According to Kit’s notes, the Aksum Scrolls were documents acquired by an American academic called Robert Garrett on an archaeological expedition in 1900. Garrett was a member of Princeton University’s Abysinnian Expedition to the Levant and he bought the scrolls – seemingly in a souk like any other purchase – to test the linguistic skills of his friend and mentor Enno Littmann. Many of the items bought by Garrett on this trip can now be found – along with his diary – in the Baltimore Museum of Art. The rest of his legacy was bequeathed to Princeton University’s library.
Littmann was a gifted linguist and translator who spoke ten ancient languages fluently and who, in later life, taught at Strasbourg university. (A member of the Hudson family has a letter from Kit with a Strasbourg postmark, so I am assuming that this is how Kit first encountered the Aksum scrolls. Of course, Kit also had connections at Princeton).
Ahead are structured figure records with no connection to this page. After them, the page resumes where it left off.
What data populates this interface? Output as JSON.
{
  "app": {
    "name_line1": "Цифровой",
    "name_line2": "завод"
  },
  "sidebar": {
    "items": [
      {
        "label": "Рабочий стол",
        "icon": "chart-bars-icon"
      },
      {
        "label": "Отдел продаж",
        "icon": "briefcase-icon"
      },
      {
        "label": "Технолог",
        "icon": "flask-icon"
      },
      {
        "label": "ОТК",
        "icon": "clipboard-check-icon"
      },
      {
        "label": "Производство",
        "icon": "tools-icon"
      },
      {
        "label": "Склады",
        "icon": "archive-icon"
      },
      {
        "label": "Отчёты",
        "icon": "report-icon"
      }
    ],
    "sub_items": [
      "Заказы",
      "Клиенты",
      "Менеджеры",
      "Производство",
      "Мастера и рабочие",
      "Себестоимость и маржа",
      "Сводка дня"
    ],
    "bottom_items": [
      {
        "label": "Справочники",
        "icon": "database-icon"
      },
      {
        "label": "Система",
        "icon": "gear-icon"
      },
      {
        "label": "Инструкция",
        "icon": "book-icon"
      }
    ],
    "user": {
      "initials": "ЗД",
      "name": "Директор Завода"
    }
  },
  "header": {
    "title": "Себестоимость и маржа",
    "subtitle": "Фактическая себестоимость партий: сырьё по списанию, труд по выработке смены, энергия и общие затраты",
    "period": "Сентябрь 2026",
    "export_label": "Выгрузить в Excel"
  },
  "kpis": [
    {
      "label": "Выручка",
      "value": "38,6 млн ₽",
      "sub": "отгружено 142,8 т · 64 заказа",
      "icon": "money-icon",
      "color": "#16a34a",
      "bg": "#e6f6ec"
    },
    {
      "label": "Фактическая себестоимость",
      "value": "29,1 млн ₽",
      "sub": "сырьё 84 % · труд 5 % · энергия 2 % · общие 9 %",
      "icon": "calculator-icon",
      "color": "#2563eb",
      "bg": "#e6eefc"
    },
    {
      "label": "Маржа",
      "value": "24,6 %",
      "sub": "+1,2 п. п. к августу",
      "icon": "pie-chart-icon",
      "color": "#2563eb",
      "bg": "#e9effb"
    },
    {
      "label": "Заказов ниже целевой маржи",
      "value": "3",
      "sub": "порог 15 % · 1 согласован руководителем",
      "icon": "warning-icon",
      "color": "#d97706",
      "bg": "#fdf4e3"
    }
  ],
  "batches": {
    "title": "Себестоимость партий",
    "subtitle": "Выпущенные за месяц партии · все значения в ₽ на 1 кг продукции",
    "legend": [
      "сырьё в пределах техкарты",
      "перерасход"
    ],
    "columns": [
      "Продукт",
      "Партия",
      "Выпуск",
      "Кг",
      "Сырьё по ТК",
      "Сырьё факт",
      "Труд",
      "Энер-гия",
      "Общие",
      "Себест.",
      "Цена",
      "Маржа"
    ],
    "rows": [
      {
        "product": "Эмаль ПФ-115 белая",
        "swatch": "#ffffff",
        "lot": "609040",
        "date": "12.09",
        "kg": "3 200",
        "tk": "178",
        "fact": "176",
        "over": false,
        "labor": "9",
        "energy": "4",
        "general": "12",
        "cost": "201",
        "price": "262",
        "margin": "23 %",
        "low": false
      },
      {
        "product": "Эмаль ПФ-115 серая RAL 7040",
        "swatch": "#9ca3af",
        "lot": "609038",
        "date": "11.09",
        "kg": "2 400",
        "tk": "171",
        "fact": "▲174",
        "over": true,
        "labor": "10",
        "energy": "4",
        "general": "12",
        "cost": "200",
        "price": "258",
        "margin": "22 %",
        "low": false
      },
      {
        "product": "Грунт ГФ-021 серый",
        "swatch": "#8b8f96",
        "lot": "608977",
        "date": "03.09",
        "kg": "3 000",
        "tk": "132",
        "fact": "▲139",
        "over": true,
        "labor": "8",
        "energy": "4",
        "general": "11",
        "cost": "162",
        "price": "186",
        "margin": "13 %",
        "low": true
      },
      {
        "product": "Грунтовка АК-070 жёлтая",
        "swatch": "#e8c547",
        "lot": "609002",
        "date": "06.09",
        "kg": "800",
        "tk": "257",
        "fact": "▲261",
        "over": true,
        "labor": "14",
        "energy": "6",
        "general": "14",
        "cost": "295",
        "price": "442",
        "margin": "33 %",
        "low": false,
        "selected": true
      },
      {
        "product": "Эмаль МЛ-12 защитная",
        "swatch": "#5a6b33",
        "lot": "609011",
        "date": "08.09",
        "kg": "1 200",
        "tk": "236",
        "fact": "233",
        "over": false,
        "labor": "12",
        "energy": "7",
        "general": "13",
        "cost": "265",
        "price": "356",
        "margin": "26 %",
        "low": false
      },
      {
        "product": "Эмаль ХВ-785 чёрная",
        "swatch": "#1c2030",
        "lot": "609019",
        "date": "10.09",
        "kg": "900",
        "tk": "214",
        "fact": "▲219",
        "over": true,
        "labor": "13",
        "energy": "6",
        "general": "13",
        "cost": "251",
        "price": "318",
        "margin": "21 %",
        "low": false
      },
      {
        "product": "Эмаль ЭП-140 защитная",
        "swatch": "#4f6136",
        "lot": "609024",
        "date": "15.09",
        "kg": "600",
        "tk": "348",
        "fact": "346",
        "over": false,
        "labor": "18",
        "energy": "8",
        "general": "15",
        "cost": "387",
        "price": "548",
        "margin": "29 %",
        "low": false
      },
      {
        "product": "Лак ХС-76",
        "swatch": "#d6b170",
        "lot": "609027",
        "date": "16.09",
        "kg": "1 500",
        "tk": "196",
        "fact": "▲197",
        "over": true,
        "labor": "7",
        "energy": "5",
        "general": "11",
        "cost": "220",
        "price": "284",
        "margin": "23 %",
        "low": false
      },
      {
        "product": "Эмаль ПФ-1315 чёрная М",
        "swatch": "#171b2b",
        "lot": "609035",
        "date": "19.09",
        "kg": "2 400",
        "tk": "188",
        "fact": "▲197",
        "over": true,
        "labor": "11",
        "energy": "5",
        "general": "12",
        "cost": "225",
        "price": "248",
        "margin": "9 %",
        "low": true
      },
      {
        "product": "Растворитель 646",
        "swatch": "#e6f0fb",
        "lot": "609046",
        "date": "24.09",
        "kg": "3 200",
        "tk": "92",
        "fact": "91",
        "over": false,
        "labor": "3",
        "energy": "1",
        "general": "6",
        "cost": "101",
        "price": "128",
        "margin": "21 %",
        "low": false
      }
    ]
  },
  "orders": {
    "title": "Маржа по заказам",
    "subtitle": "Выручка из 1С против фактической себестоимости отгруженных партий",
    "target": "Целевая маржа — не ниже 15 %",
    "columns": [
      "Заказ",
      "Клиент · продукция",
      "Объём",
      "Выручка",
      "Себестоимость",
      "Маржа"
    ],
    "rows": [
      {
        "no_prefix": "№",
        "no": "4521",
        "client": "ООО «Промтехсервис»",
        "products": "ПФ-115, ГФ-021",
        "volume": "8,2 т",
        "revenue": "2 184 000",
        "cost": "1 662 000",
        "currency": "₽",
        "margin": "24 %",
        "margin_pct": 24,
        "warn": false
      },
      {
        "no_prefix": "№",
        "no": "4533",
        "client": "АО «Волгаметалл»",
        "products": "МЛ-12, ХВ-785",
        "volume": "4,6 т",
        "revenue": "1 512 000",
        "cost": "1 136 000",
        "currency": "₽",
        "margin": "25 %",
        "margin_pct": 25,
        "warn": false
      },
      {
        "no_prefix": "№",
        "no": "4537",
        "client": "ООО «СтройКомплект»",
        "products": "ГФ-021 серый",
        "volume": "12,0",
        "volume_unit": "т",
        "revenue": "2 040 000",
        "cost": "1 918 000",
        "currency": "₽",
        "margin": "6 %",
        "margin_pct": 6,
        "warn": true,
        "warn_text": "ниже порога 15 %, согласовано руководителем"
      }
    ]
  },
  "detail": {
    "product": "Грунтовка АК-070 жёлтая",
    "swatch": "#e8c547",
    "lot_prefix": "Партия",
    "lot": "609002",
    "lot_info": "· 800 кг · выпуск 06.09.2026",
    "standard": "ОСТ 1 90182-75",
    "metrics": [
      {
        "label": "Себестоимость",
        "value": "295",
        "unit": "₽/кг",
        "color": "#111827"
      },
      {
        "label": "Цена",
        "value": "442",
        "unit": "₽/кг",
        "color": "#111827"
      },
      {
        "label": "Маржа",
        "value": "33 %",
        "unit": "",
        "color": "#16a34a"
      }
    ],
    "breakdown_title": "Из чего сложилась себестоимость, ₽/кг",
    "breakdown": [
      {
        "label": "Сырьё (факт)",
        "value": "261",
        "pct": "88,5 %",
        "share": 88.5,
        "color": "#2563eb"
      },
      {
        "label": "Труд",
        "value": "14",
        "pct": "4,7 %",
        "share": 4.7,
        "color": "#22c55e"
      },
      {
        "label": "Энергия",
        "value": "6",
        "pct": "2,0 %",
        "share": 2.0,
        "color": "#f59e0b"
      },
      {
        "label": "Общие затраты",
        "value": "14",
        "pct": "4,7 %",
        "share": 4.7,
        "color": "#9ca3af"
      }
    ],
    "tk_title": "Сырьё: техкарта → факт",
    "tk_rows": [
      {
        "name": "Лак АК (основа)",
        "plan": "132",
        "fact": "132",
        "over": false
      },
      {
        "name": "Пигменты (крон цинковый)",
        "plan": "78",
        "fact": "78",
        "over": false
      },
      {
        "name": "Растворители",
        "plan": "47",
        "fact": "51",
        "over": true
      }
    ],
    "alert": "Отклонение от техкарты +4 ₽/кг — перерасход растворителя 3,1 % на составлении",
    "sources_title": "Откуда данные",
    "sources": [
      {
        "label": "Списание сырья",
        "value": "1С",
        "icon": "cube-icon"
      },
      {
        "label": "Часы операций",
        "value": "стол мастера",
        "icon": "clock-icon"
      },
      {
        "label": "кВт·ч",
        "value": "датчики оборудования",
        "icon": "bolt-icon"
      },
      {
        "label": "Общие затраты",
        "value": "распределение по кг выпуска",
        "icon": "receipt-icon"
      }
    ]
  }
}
When the Aksum scrolls proved beyond Littmann’s linguistic powers, it seems the scrolls were transported back and forth between Princeton and Strasbourg in the hope that a new intake of students would be able to crack their code.
The scrolls had been written using the Aramaic alphabet but the letters did not spell out Aramaic words (Aramaic was the form of Hebrew probably spoken in Palestine in the time of Christ). Kit determined that the letters had been used to phoneticaly spell out words from an antecedent of Oromo, a language he spoke as a child in Kenya. There can’t have been many classicists who knew Oromo’s origins and Aramaic, so it is not surprising that so many eminent scholars failed to make the connection. However, when texts appear encrypted, legends about curses and secrets often get attached to them, and this is what happened with the Aksum scrolls. Of course, the explanation as to why they would have been written in Oromo is – according to Kit – straightforward. They would have been used by missionaries in the early church who did not speak Oromo (but did read Aramaic) to recite Emmanuel’s words to the tribes of east Africa.
I am not clear what happened to the scrolls themselves after publication of The Seventh Season. Telephone enquiries to the libraries at Princeton and Strasbourg have been inconclusive, but if they were still in Kit’s possession at the time of his death (which is unlikely) then the executor had no knowledge of them. Sadly, no member of the Hudson family has inherited them.